There are scents fresh like the skin of children,
Soft like the oboe, green like the praires,
--And others, corrupt, rich and triumphant,
Having the expansiveness of infinite things,
Like amber, musk, benjamin and incense,
Which sing the transports of the mind and the senses.
The two tercets of "Correspondences" demonstrate how symbols (everything is a symbol, unfortunately) break down and are ultimately insufficient. "Like" is used throughout the poem to compare two concepts -- "scents" to "skin" to "oboe" to "praires". It serves a singular purpose: to compare. The last 'like', the same literal symbol, is not confined to one role. It is simultaneously comparative and enumerative, acting on "things" or "others", respectively. It's twoness ratifies the poem's title, "Correspondences". Thus symbols are not absolute. Perhaps they constrain, but such a fate also encapsulates a multiplicity of possibility.

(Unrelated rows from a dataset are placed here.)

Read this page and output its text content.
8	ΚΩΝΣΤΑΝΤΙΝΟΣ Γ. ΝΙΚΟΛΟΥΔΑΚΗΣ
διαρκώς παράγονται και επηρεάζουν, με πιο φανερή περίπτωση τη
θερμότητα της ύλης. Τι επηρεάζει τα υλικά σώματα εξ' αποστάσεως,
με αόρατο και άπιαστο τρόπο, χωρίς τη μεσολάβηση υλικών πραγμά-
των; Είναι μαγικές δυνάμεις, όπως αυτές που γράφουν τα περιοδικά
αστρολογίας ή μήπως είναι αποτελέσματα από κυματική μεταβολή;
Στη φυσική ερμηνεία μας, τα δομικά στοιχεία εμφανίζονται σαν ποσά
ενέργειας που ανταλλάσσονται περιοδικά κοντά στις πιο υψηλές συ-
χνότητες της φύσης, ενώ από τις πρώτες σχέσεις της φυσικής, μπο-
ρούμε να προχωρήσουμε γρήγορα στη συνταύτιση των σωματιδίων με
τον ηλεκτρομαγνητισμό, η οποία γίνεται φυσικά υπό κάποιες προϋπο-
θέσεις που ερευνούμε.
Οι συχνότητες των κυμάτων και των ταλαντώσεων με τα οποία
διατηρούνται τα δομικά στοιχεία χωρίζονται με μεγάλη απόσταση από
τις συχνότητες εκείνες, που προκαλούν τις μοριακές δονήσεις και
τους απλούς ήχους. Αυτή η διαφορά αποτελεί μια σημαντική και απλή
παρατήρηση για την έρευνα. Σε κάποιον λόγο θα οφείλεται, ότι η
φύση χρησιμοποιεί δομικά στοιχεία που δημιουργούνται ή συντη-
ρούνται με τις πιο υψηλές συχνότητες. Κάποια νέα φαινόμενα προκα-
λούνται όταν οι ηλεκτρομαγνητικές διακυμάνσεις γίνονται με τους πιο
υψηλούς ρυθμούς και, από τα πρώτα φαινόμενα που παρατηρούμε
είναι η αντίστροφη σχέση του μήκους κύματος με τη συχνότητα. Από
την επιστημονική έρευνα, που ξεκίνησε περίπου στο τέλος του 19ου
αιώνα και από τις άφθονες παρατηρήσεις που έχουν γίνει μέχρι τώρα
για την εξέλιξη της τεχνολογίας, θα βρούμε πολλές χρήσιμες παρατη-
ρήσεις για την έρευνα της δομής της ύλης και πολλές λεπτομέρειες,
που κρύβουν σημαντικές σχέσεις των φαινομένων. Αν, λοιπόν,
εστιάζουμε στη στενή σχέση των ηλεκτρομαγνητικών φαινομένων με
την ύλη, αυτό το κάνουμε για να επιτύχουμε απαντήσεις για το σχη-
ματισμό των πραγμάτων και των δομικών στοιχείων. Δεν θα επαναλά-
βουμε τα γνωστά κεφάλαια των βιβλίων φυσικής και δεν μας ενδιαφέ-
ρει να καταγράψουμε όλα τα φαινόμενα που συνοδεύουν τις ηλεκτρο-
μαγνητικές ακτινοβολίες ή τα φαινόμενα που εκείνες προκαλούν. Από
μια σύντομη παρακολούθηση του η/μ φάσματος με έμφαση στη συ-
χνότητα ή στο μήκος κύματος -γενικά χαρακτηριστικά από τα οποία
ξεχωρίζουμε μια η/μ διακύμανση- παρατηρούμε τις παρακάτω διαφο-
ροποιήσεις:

So what of Birkin? I have no choice to concede the apparent truth that symbols might suffocate and make perverse, but they are not ultimate - instead rather mutable. But the reduction of the atomic self when integrated into a collective (Baudelaire and) I reject. Whether in integration, separation, or dissolution, the plural mutates, but also highlights, the singular.
Or conclusion.
The act of chasing an ideal Love is precisely the movement that loses it, means and end irrevocably polarized. Understanding physical functions to be Love is impossible, because we don't know Love, we know its approximation, a symbol. To apply this transitive approximation to our own impulses is to, ironically, further ourselves from Love. And to me, it seems as if we are closest to this true Love when it is unrecognized.
In the culmination of one of Blue Lock's matches, Isagi and Hiori exhibit a frightening (for their opponents) resonance that allows them to predict each other's moves without even looking at one another. No, they are not in love, but I believe this intuitive understanding of one another to be only possible with Love (which, as a necessary disclaimer, need not be romantic).
Okay, maybe I lost the script.
But, it seems that the pursuit of love is its death. To look back and proclaim something as Love, an anachronism, is to approximate the amorphous, primordial force with your own sensations. It constrains Love, and kills it. Something is Love because it is, not because it is Love.
Where does that leave us? Do we live an unobserved and unmediated life as to not muddy these Forms? Do we try to claw our way to a higher, more abstract plane of existence free from all symbols? At the very least, I fail, or withdraw from the impossibility preemptively, to define Love by the virtue of what it is. In fact, I feel love most profoundly when I am not searching or attempting to understand my feelings. I think Birkin's desire to transcend as very reasonable and one I would like to share, if not for its impossibility; instead of rising above, I like the idea of sinking below and immersing oneself in the immediacy of their feelings and functions. Unable to observe Love or its facets, it is thus one's responsibility to have faith in its existence and suffusion. When I feel my own heartbeat quicken, I do not think "this is Love" as to implicitly compare and liken to, but come away being reminded of its existence (which is perhaps a form of implicit comparison).
Is this the correct interpretation? I doubt it, and I reckon that my own understanding will evolve over time. However, it is also reassuring. It allows me to engage with symbols but not feel tainted by them. I can leverage their multiplicity without ratifying my feelings as the one truth. It allows me to have faith in the collective. I'm able to be reminded of Love everywhere--in life, literature, and media; sometimes, as might be clear, I feel it most profoundly when it is completely implicit.